Since the data is presented in a generalized form and in an array format, I decided to make data.frame for each of the single variables / categories.
hosp1 <- rep(c("Yes", "No"), times=c(829,567)) hosp2 <- rep(c("Yes", "No"), times=c(578,425)) all <- cbind(hosp1, c(hosp2,rep(NA, length(hosp1)-length(hosp2)))) all <- data.frame(all) names(all)[2]<-"hosp2" summary(all)
So far so good, because the summary seems to look right to be able to run chisq.test() . But now everything is strange.

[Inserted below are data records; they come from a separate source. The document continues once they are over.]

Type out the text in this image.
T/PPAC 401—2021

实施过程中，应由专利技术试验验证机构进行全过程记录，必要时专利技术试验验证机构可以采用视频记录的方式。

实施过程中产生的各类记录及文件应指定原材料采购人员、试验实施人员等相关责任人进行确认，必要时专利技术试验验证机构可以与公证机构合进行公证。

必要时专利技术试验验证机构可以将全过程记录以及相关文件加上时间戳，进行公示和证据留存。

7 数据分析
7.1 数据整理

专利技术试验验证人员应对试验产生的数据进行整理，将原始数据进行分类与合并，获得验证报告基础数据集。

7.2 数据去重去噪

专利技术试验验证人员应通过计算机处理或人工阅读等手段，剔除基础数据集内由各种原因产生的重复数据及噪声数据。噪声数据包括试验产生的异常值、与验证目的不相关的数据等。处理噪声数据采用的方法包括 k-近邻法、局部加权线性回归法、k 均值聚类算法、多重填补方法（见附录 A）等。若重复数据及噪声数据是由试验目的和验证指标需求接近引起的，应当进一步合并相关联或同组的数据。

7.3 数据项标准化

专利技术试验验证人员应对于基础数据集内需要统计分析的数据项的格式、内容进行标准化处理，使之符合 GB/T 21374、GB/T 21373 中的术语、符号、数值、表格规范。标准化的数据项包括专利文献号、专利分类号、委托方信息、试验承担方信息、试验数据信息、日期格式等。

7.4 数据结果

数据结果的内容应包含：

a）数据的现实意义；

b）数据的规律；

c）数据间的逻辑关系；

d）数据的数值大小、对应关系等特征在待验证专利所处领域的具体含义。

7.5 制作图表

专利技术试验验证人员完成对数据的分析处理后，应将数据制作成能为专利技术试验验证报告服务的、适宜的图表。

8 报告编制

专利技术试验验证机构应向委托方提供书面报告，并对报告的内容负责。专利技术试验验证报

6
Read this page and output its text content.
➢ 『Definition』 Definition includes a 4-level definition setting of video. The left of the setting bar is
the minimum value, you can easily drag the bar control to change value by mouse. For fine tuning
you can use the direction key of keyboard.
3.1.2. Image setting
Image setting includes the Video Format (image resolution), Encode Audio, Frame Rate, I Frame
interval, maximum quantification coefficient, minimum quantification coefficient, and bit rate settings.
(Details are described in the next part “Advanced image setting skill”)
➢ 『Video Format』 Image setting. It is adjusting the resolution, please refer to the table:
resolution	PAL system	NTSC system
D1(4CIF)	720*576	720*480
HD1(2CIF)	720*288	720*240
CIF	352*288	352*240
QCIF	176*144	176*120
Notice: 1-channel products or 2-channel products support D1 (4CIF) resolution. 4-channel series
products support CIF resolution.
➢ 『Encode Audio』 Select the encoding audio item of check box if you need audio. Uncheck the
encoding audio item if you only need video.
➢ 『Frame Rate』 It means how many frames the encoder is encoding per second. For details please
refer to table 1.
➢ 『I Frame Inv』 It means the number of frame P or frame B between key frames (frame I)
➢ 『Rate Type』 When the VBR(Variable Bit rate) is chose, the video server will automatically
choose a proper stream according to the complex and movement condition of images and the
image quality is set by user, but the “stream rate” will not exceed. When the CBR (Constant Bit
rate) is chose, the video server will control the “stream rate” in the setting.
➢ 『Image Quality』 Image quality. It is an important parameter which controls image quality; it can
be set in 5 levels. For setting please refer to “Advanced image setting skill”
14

with(all, chisq.test(hosp1, hosp2, correct=F)) Pearson Chi-squared test data: hosp1 and hosp2 X-squared = 286.3087, df = 1, p-value < 2.2e-16
The results seem to indicate a significant difference. If you cross-tune the data, you will see that R summarizes it in a very strange way:
with(all, table(hosp1, hosp2)) No Yes No 174 0 Yes 251 578
So, of course, if the data are summed in this way, there will be a statistically significant conclusion - because one category is summed up as having no dimensions. Why is this happening and what can I do to fix it? Finally, instead of making a separate data.frame for each category, is there any obvious function to cycle it? I can’t come up with this.
Thanks for your help!
UPDATED ON THE BASIS OF THE TELERO PROBLEM FOR RAW DATA.FRAME
dput(SO_Example_v1) structure(list(Type = structure(c(3L, 1L, 2L), .Label = c("Community", "Contaminant", "Healthcare"), class = "factor"), hosp1_WoundAssocType = c(464L, 285L, 24L), hosp1_BloodAssocType = c(73L, 40L, 26L), hosp1_UrineAssocType = c(75L, 37L, 18L), hosp1_RespAssocType = c(137L, 77L, 2L), hosp1_CathAssocType = c(80L, 34L, 24L), hosp2_WoundAssocType = c(171L, 115L, 17L), hosp2_BloodAssocType = c(127L, 62L, 12L), hosp2_UrineAssocType = c(50L, 29L, 6L), hosp2_RespAssocType = c(135L, 142L, 6L), hosp2_CathAssocType = c(95L, 24L, 12L)), .Names = c("Type", "hosp1_WoundAssocType", "hosp1_BloodAssocType", "hosp1_UrineAssocType", "hosp1_RespAssocType", "hosp1_CathAssocType", "hosp2_WoundAssocType", "hosp2_BloodAssocType", "hosp2_UrineAssocType", "hosp2_RespAssocType", "hosp2_CathAssocType"), class = "data.frame", row.names = c(NA, -3L))
Explanation: This data.frame is actually more complex than what is summarized in the table above, since it also contains specific types of bacteria where it is cultivated (for example, in wounds, blood cultures, catheters, etc.) . So the table that I create looks like this:
All locations n Hospital 1 (%) n Hospital 2 (%) p-val Healthcare associated bacteria 829 (59.4) 578 (57.6) 0.39 Community associated bacteria 473 (33.9) 372 (37.1) ... Contaminants 94 (6.7) 53 (5.3) ... Total 1396 (100.0) 1003 (100.0) -
If the heading “All Locations” is subsequently replaced by a wound, blood, urine, catheter, etc.